A number of considerations all combine in somewhat complex ways, such as (re)initialization, buffering, failure recovery, and flushing. Obviously we'd like a good API for all of these, but there are tradeoffs between different options. This issue is for tracking the discussion of what we want the API to look like.
Here are some options. Note that it may be possible to have different options for encode and decode. For example, we could do a combination of B for encode and D for decode.
Option A: new Encoder/Decoder for each change
Every time you want to change something that requires (re)initialization, such as changing the codec or resolution, create a new Encoder/Decoder. Also reinit every time a flush is desired.
Pros:
- Simple API
- It's clear when (re)init fails, and recovering is straightforward
- If we have buffered frames, it's clear which initialization applies to which frames.
- Flushing is just closing the .writable
Cons:
- Dealing with downstream changes to the pipeline may be difficult (because you have a new .readable that you need to pipe somewhere).
- Dealing with upstream changes to the pipeline may be difficult (because you have a new .writable that you need to pipe into).
- It may be much more efficient to have only one encoder/decoder around at a time which is difficult to manage when the JS is creating new ones for every resolution change and/or flush.
Option B: An Initialize() method for each change
If a change requires a reinitialization, call Initialize(), as many times as you want.
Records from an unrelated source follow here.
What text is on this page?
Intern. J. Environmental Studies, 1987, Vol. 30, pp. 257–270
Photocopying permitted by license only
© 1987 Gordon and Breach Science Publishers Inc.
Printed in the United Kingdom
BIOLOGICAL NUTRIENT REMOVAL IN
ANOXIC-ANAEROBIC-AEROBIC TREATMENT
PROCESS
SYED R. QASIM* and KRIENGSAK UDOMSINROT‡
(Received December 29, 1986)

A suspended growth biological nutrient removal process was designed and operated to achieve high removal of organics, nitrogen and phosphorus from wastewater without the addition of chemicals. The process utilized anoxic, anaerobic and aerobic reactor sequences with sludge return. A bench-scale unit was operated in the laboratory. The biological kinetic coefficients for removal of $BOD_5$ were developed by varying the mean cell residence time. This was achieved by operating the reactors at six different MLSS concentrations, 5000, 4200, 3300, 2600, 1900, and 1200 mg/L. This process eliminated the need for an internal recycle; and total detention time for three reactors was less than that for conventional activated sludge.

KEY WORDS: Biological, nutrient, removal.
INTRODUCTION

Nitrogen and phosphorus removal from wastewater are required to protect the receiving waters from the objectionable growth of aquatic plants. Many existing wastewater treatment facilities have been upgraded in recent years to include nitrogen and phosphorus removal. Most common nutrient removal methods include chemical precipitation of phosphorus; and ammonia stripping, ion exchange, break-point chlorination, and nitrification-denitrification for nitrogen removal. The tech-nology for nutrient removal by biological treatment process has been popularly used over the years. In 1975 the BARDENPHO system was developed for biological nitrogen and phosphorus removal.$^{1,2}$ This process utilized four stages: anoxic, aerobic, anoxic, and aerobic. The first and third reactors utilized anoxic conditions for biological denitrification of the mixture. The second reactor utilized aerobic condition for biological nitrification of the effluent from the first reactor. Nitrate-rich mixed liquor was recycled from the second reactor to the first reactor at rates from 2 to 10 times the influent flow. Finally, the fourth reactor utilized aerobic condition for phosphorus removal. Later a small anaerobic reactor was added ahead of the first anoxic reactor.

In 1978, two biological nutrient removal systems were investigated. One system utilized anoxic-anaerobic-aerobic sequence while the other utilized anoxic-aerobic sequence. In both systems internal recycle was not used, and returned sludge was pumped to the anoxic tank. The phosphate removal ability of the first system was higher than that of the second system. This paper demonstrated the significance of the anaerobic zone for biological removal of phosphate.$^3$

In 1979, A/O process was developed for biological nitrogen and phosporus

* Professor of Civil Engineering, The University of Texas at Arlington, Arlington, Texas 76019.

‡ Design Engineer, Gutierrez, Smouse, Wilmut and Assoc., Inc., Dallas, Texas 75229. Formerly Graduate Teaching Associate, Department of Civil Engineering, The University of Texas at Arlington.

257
The .writable and .readable are stable.
Pros:
- It's clear when (re)init fails, and recovering is straightforward
- .readable is the same across multiple initializations, which makes the downstream consumption easier (nothing to re-pipe).
- .writable is the same across multiple initializations, which makes the upstream production easier (nothing to re-pipe).
- Reinitialization can be efficient because the implementation can keep only one encoder/decoder around at a time.
Cons:
- Flushing mush be a separate method (since you can only call .close() on the .writable once)
- If buffering is used, which initialization applies to which frames becomes unclear. If we don't buffer on the .writable, we can avoid this, but that means that we must require the JS to respect .ready and we must deal with what happens when it does not.
Option C: An Initialize() method that produces a new WritableStream
If a change requires a reinitialization, call Initialize(), as many times as you want. The .readable is stable, but not the .writable (if there is one).
Pros:
- It's clear when (re)init fails, and recovering is straightforward
- .readable is the same across multiple initializations, which makes the downstream consumption easier (nothing to re-pipe).
- Reinitialization can be efficient because the implementation can keep only one encoder/decoder around at a time.
- Flushing is just closing the WritableStream
- If we have buffered frames, it's clear which initialization applies to which frames.
Cons:
- Dealing with upstream changes to the pipeline may be difficult (because you have a new Writable that you need to pipe into).
- It's not exactly a TransformStream any more
- Transferring streams may be tricky
Option D: In-band parameters
To reinitialize, put new parameters on the chunk passed into the .writable. Init failure is conveyed via a write failure.
Pros:
- For decode, the source of frames (such as a media container) is likely related to the decoding parameters desired, making this a convenient/natural fit.
- Cleaner encoder/decoder API (no extra Initialize/Flush methods)
- Transferring streams is likely less tricky
- If we have buffered frames, it's clear which initialization applies to which frames.
- Upstream and downstream piping is easy (since both .readable and .writable are stable)
- Flushing is just closing the .writable
Cons:
- (Re)init failure recovery isn't straightforward. You'll likely need to catch an exception on .pipeTo and probably want to use preventCancel.
- For encode, the source of frames (such as a MediaStreamTrack tied to a VideoTrackReader) likely isn't related to the encoding parameters desired, making this an inconvenient fit.
- More complex chunk types (not just EncodedVideoFrame and VideoFrame; more things need to be on there)
Option E: Internal reinitialization
Instead of asking for an init, just give it what you want and have it (re)init when it needs. There is a fine line between this and Option D. But consider resolution changes. Instead of specifying that the codec reinit with a new size, you just give it whatever frame comes from a MediaStreamTrack and it reinits based on that size. Similarly, an EncodedVideoFrame could simple express what codec it is and the decoder deals with whatever it is.
Pros:
- API is easier to use, and simple
- Transferring streams is likely less tricky
- No problems with buffering and which settings apply to which frames
- Upstream and downstream piping is easy (since both .readable and .writable are stable)
- Flushing is just closing the .writable
Cons:
- (Re)init failure recovery isn't straightforward. You'll likely need to catch an exception on .pipeTo and probably want to use preventCancel.
- It's easy for performance issues to creap in easily and become too automative/implicit. For example, if a codec switch happens and the new codec is only available via software, not hardware, should we reinit internally from hardware to software? This leads to a higher level, more automatic API with constraints that are difficult to specify and keep consistent across browser, somewhat like getUserMedia, whereas this API was initially intended to be low-level and explicit about performance.